I have no idea what that means.
Which is odd.
I mean considering where I am sitting typing this post.
Honestly, you'd think I'd know.

BTW, have you ever read Coach's blog? It's a lot like hanging out with Coach but without the possibility he'll spontaneously get up and start cleaning up your yard to get in good with your wife. Coach once painted all the base boards in our POS rental house in Boston once. I'm not sure who he was getting in good with on that one. Prolly not me. I'm the guy who smashed cheese all over the exterior of the house while drunkenly practicing "slapshots" with my hockey stick. Nice base boards are not something I can appreciate.

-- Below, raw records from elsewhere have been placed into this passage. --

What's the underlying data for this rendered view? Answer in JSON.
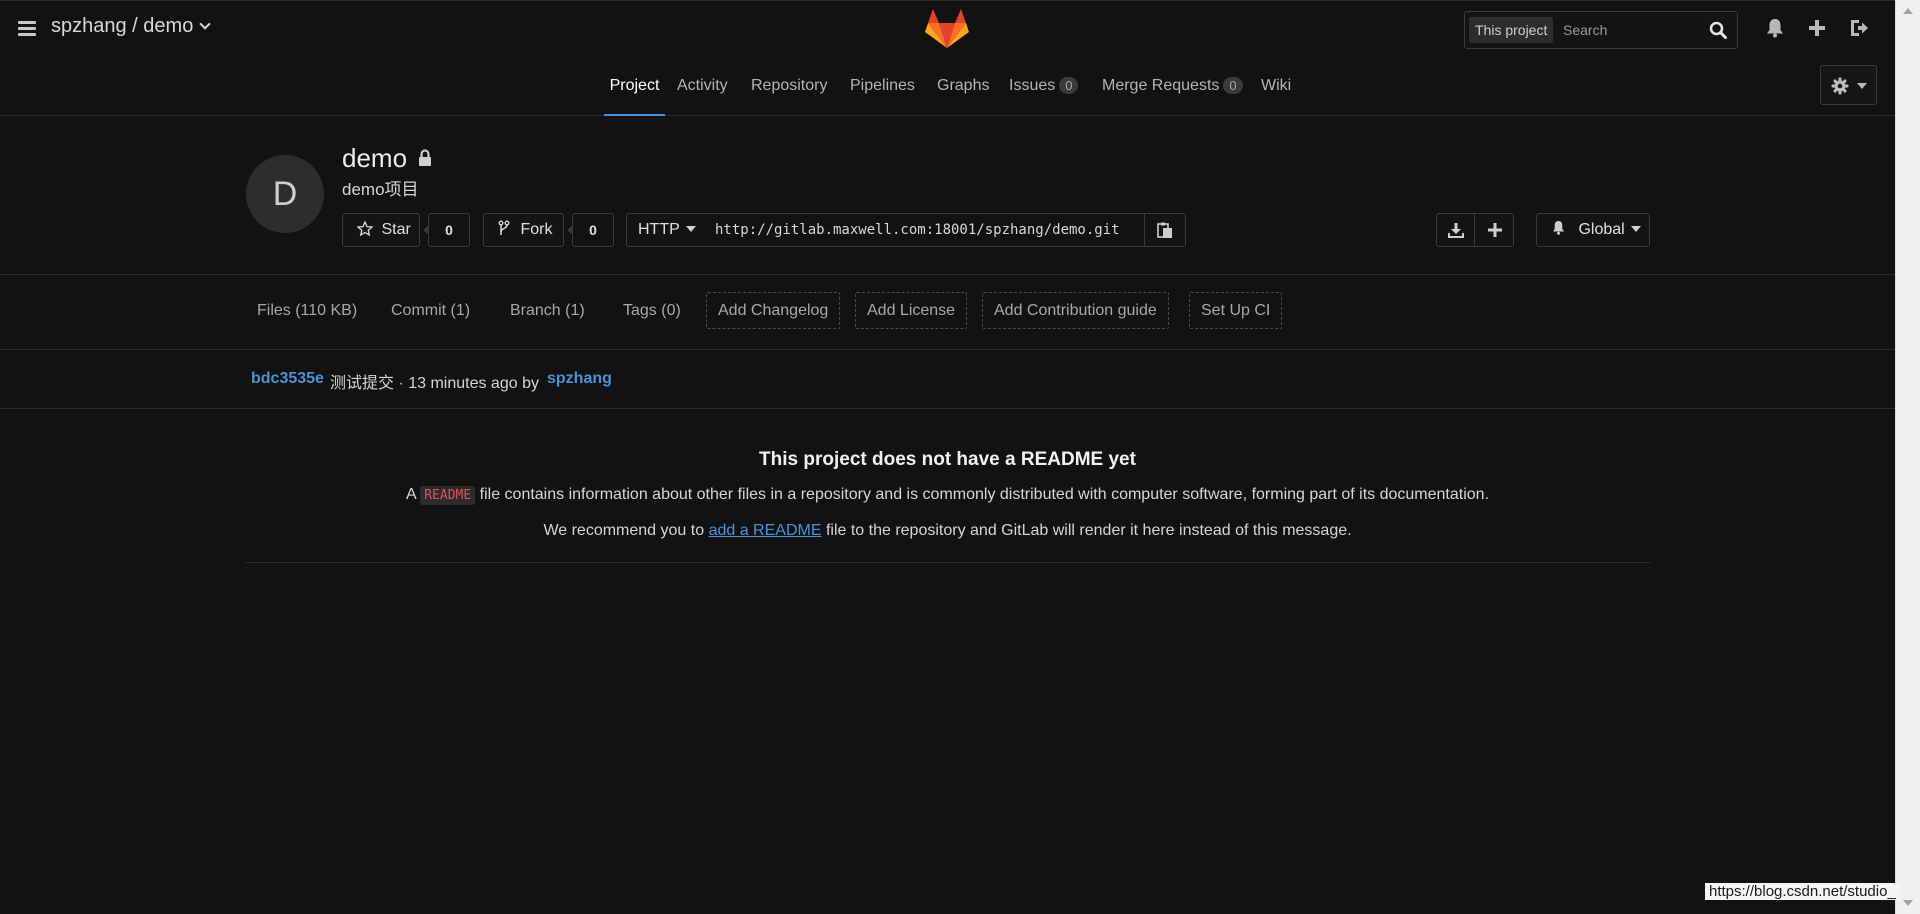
{
  "header": {
    "breadcrumb": "spzhang / demo",
    "search": {
      "scope": "This project",
      "placeholder": "Search"
    }
  },
  "nav": {
    "tabs": [
      {
        "label": "Project",
        "active": true
      },
      {
        "label": "Activity"
      },
      {
        "label": "Repository"
      },
      {
        "label": "Pipelines"
      },
      {
        "label": "Graphs"
      },
      {
        "label": "Issues",
        "badge": "0"
      },
      {
        "label": "Merge Requests",
        "badge": "0"
      },
      {
        "label": "Wiki"
      }
    ]
  },
  "project": {
    "avatar_letter": "D",
    "name": "demo",
    "description": "demo项目",
    "star_label": "Star",
    "star_count": "0",
    "fork_label": "Fork",
    "fork_count": "0",
    "protocol": "HTTP",
    "clone_url": "http://gitlab.maxwell.com:18001/spzhang/demo.git",
    "notification_level": "Global"
  },
  "stats": {
    "files": "Files (110 KB)",
    "commits": "Commit (1)",
    "branches": "Branch (1)",
    "tags": "Tags (0)",
    "add_changelog": "Add Changelog",
    "add_license": "Add License",
    "add_contribution": "Add Contribution guide",
    "setup_ci": "Set Up CI"
  },
  "last_commit": {
    "sha": "bdc3535e",
    "message": "测试提交 · 13 minutes ago by",
    "author": "spzhang"
  },
  "readme": {
    "title": "This project does not have a README yet",
    "line1_prefix": "A",
    "line1_code": "README",
    "line1_suffix": "file contains information about other files in a repository and is commonly distributed with computer software, forming part of its documentation.",
    "line2_prefix": "We recommend you to",
    "line2_link": "add a README",
    "line2_suffix": "file to the repository and GitLab will render it here instead of this message."
  },
  "watermark": "https://blog.csdn.net/studio_",
  "colors": {
    "background": "#121212",
    "link": "#4b93d9",
    "active_tab_underline": "#4a90e2",
    "code_text": "#e04f5f"
  }
}
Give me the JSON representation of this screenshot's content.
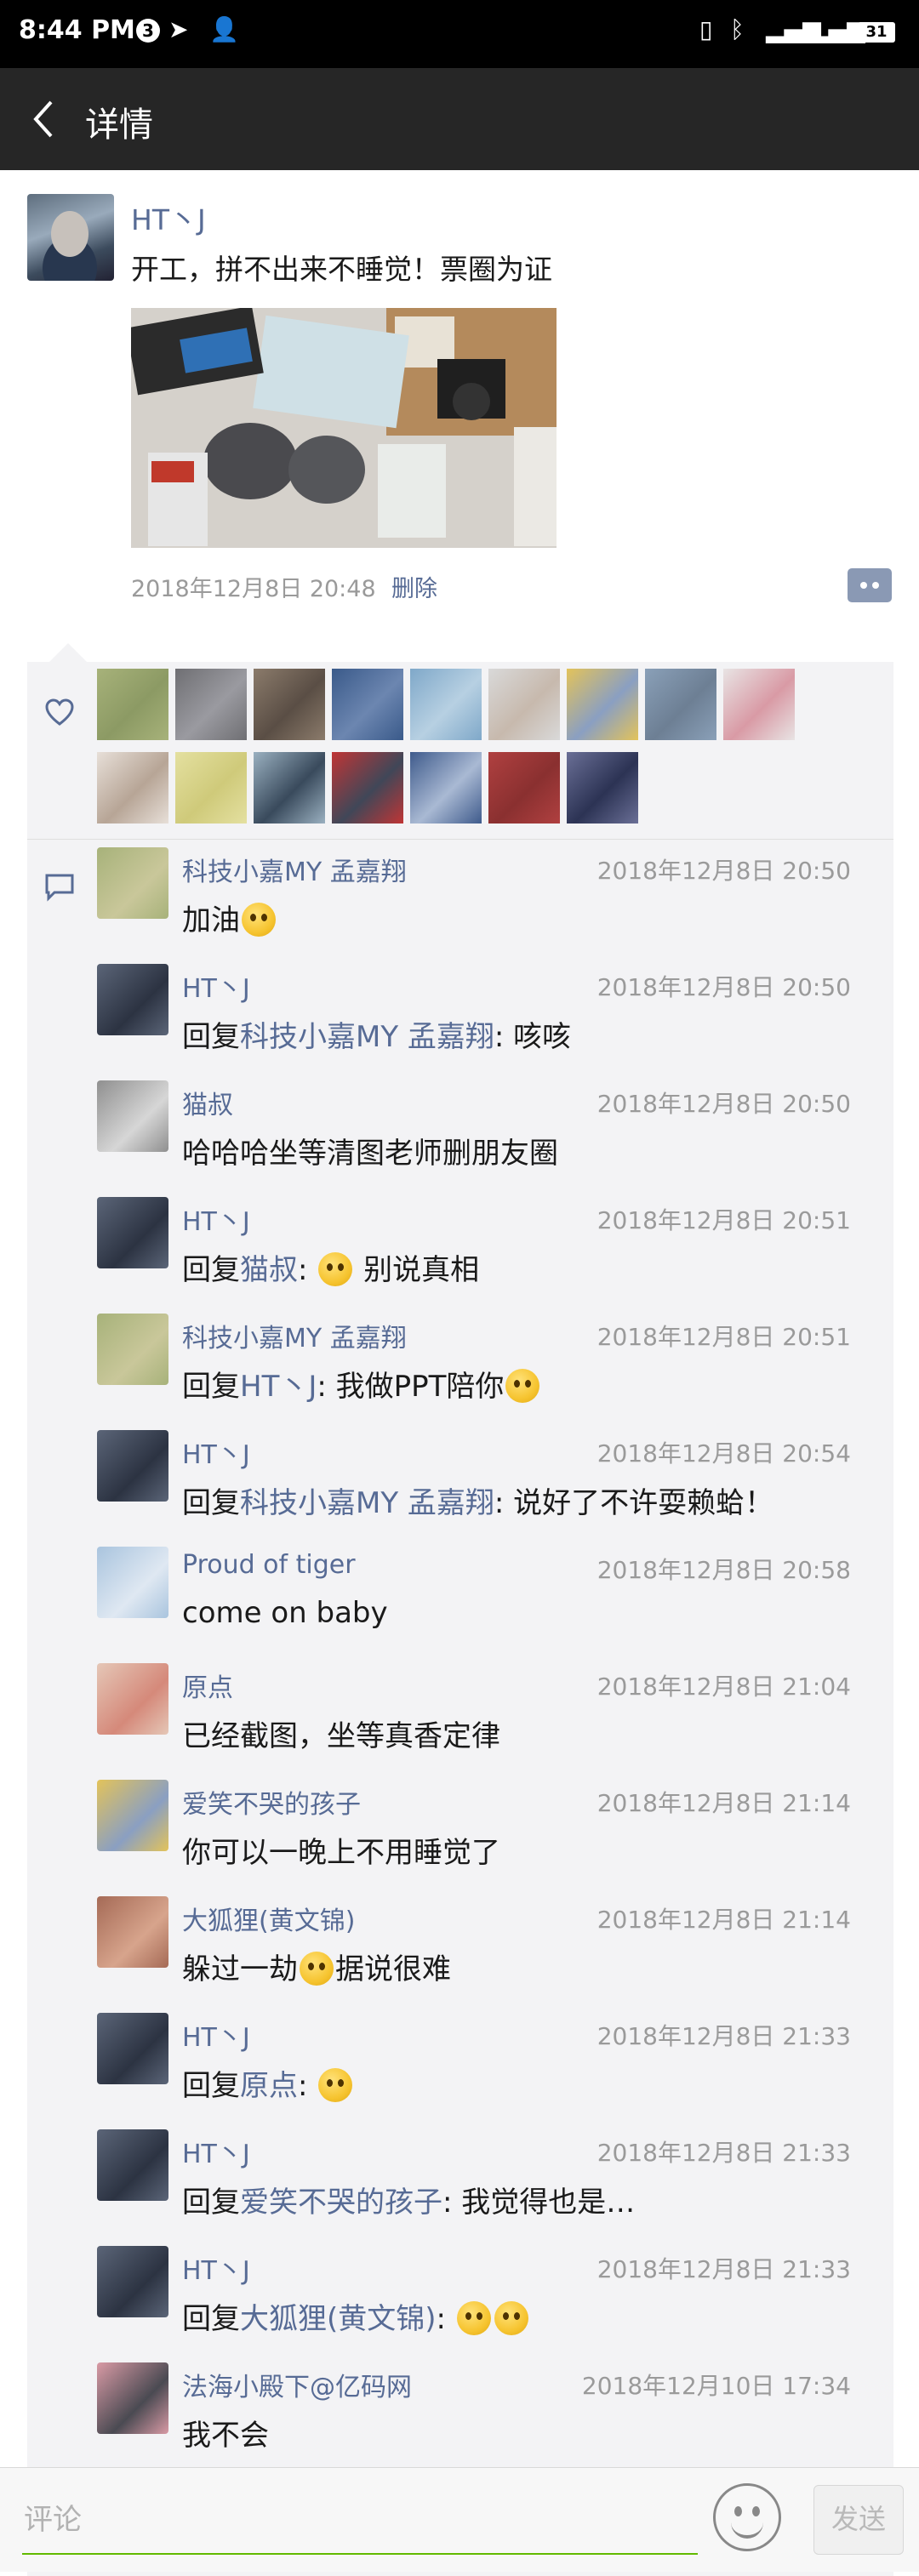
{
  "status_bar": {
    "time": "8:44 PM",
    "notif_count": "3",
    "battery": "31",
    "network": "4G"
  },
  "title_bar": {
    "title": "详情"
  },
  "post": {
    "author": "HT丶J",
    "text": "开工，拼不出来不睡觉！票圈为证",
    "timestamp": "2018年12月8日 20:48",
    "delete_label": "删除"
  },
  "likes_count_rows": 2,
  "comments": [
    {
      "name": "科技小嘉MY 孟嘉翔",
      "time": "2018年12月8日 20:50",
      "parts": [
        {
          "t": "加油"
        },
        {
          "emoji": "flushed-emoji"
        }
      ]
    },
    {
      "name": "HT丶J",
      "time": "2018年12月8日 20:50",
      "parts": [
        {
          "t": "回复"
        },
        {
          "n": "科技小嘉MY 孟嘉翔"
        },
        {
          "t": ": 咳咳"
        }
      ]
    },
    {
      "name": "猫叔",
      "time": "2018年12月8日 20:50",
      "parts": [
        {
          "t": "哈哈哈坐等清图老师删朋友圈"
        }
      ]
    },
    {
      "name": "HT丶J",
      "time": "2018年12月8日 20:51",
      "parts": [
        {
          "t": "回复"
        },
        {
          "n": "猫叔"
        },
        {
          "t": ": "
        },
        {
          "emoji": "rolling-eyes-emoji"
        },
        {
          "t": " 别说真相"
        }
      ]
    },
    {
      "name": "科技小嘉MY 孟嘉翔",
      "time": "2018年12月8日 20:51",
      "parts": [
        {
          "t": "回复"
        },
        {
          "n": "HT丶J"
        },
        {
          "t": ": 我做PPT陪你"
        },
        {
          "emoji": "tears-of-joy-emoji"
        }
      ]
    },
    {
      "name": "HT丶J",
      "time": "2018年12月8日 20:54",
      "parts": [
        {
          "t": "回复"
        },
        {
          "n": "科技小嘉MY 孟嘉翔"
        },
        {
          "t": ": 说好了不许耍赖蛤！"
        }
      ]
    },
    {
      "name": "Proud of tiger",
      "time": "2018年12月8日 20:58",
      "parts": [
        {
          "t": "come on baby"
        }
      ]
    },
    {
      "name": "原点",
      "time": "2018年12月8日 21:04",
      "parts": [
        {
          "t": "已经截图，坐等真香定律"
        }
      ]
    },
    {
      "name": "爱笑不哭的孩子",
      "time": "2018年12月8日 21:14",
      "parts": [
        {
          "t": "你可以一晚上不用睡觉了"
        }
      ]
    },
    {
      "name": "大狐狸(黄文锦)",
      "time": "2018年12月8日 21:14",
      "parts": [
        {
          "t": "躲过一劫"
        },
        {
          "emoji": "grin-emoji"
        },
        {
          "t": "据说很难"
        }
      ]
    },
    {
      "name": "HT丶J",
      "time": "2018年12月8日 21:33",
      "parts": [
        {
          "t": "回复"
        },
        {
          "n": "原点"
        },
        {
          "t": ": "
        },
        {
          "emoji": "drool-emoji"
        }
      ]
    },
    {
      "name": "HT丶J",
      "time": "2018年12月8日 21:33",
      "parts": [
        {
          "t": "回复"
        },
        {
          "n": "爱笑不哭的孩子"
        },
        {
          "t": ": 我觉得也是…"
        }
      ]
    },
    {
      "name": "HT丶J",
      "time": "2018年12月8日 21:33",
      "parts": [
        {
          "t": "回复"
        },
        {
          "n": "大狐狸(黄文锦)"
        },
        {
          "t": ": "
        },
        {
          "emoji": "tears-of-joy-emoji"
        },
        {
          "emoji": "tears-of-joy-emoji"
        }
      ]
    },
    {
      "name": "法海小殿下@亿码网",
      "time": "2018年12月10日 17:34",
      "parts": [
        {
          "t": "我不会"
        }
      ]
    }
  ],
  "input": {
    "placeholder": "评论",
    "send_label": "发送"
  },
  "colors": {
    "link": "#576b95",
    "panel": "#f3f3f5",
    "titlebar": "#262626"
  }
}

Oddly, the base boards in my current house were put up by me. Not oddly, there were never painted with the final coat of paint per my handicap of being productively challenged. Un-painted base boards - Talk about an open invitation!

Monday, October 23, 2006

Kickey.

I joined a soccer team. An indoor soccer team. I played my first game last week. I was very nervous. The play was very fast and and looked like a good opportunity to trip and fall. I'm not especially good at falling, well scratch that. I'm not very good at landing. Falling, I'm great at. So there is a lot of action and running and stuff. I'm watching from the side and someone yells, "SUB!" and I'm pushed over the wall and out on to the floor. I'm running after the ball and my mouth has gone desert dry. Not dessert dry, mind you.
I get to the ball finally and my big dumb brain gets in the way with the fantastic idea, "Kick it off the wall!" and my body promptly boots the ball up over the wall and into the benches and out of play. Sweet. Good job brain. Like my brain knows anything about soccer anyway.